E così in vista della sfida col Brescia, Walter Mazzarri ha abbandonato il registro classico del lamento (da cui il soprannome di lamentino nell'ambiente) per passare invece a quello più impegnativo, letterario. Nel tentativo infatti di far sapere ai critici che hanno aspramente censurato la prova del suo Napoli, e ai tifosi che sono rimasti delusi, di non condividere nessuno dei giudizi espressi, ha fatto ricorso a Luigi Pirandello e al suo "Così è se vi pare". Come dire: non è giusta la realtà rappresentata del Napoli uscito sconfitto 3 a 0 da San Siro, lui ne avrebbe un'altra da proporre. «A volte ci sono episodi che possono spiegare il risultato» è la sua chiave di lettura (riferita naturalmente al rigore dell'1 a 0) per difendere- e fa benissimo- il suo gruppo e frenare lo scoramento collettivo.
«Per evitare strumentalizzazioni, eviterò di parlare di argomenti che non sia il rendimento della mia squadra» l'altro giuramento di Mazzarri.
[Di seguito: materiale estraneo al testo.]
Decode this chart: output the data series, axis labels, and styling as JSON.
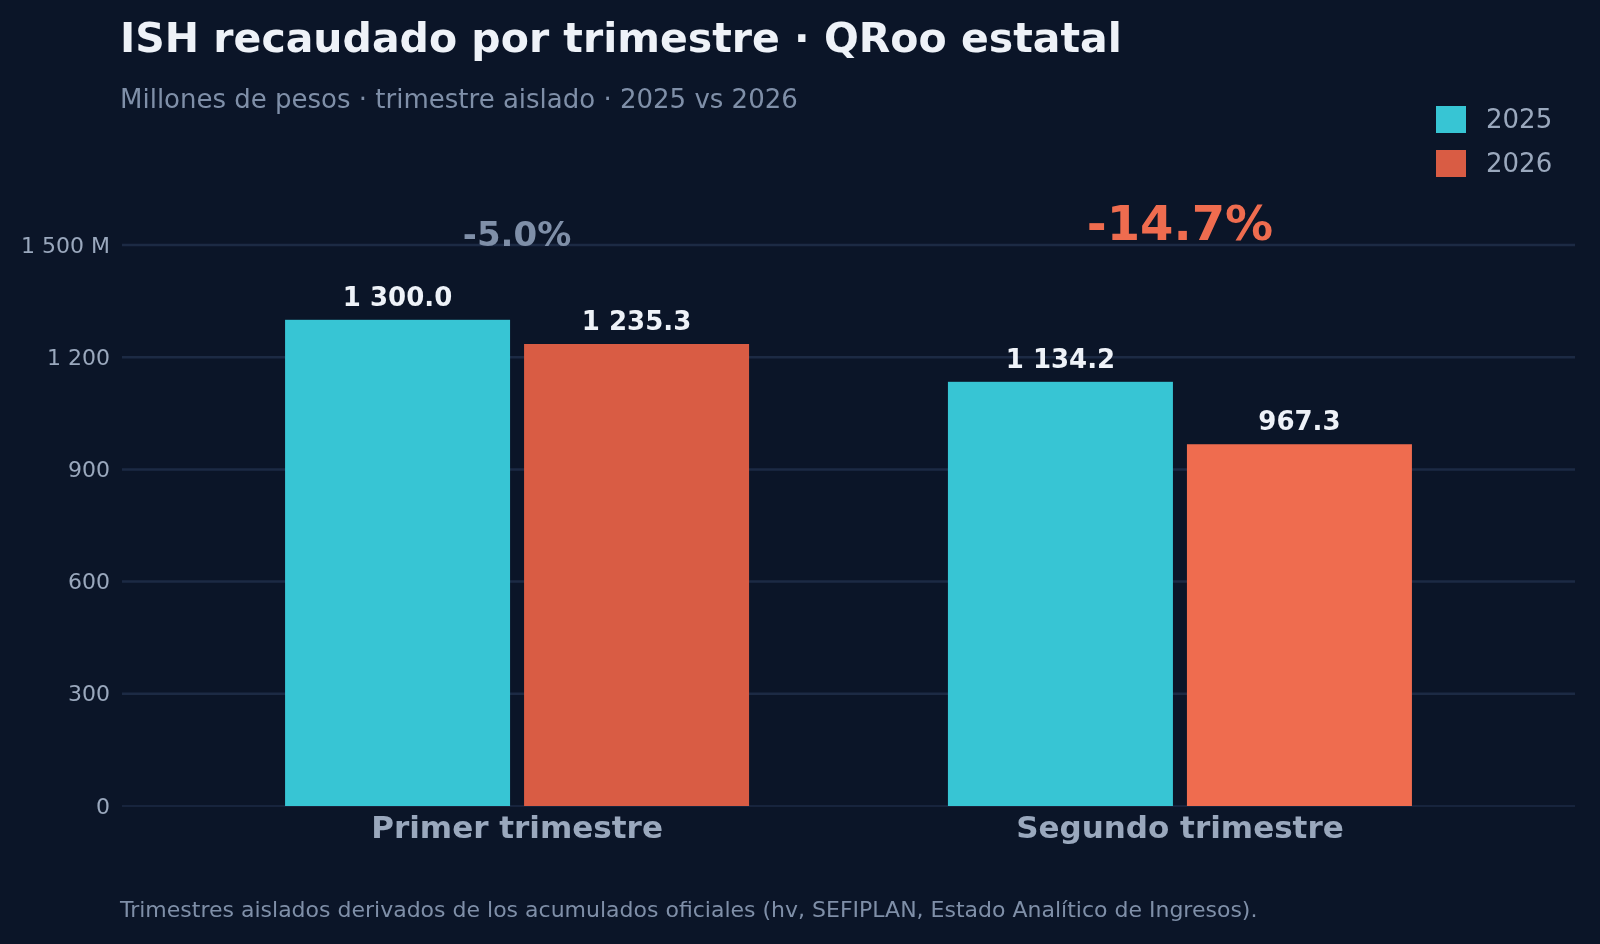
{
  "chart_data": {
    "type": "bar",
    "title": "ISH recaudado por trimestre · QRoo estatal",
    "subtitle": "Millones de pesos · trimestre aislado · 2025 vs 2026",
    "categories": [
      "Primer trimestre",
      "Segundo trimestre"
    ],
    "series": [
      {
        "name": "2025",
        "color": "#37c5d4",
        "values": [
          1300.0,
          1134.2
        ]
      },
      {
        "name": "2026",
        "color": "#d95c44",
        "colors": [
          "#d95c44",
          "#ef6c4f"
        ],
        "values": [
          1235.3,
          967.3
        ]
      }
    ],
    "ylim": [
      0,
      1500
    ],
    "yticks": [
      0,
      300,
      600,
      900,
      {
        "value": 1200,
        "label": "1 200"
      },
      {
        "value": 1500,
        "label": "1 500 M"
      }
    ],
    "grid": "y",
    "legend": "top right",
    "value_labels": [
      [
        "1 300.0",
        "1 134.2"
      ],
      [
        "1 235.3",
        "967.3"
      ]
    ],
    "annotations": [
      "-5.0%",
      "-14.7%",
      "Trimestres aislados derivados de los acumulados oficiales (hv, SEFIPLAN, Estado Analítico de Ingresos)."
    ]
  }
}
Evidente lo scopo: mettere la sordina, nelle ultime 11 partite della stagione, al polemico conflitto con gli arbitri e il suo designatore.
Mazzarri adotta Pirandello per difendere il Napoli dalle critiche dopo il 3 a 0
Il tecnico del Napoli scova nel "Così è se vi pare" dello scrittore siciliano il modo per liberare il campo dalle critiche severe espresse alla sua squadra uscita malconcia dal duello diretto col Milan di lunedì scorso. E poi giura: «Non parlerò mai più degli arbitri».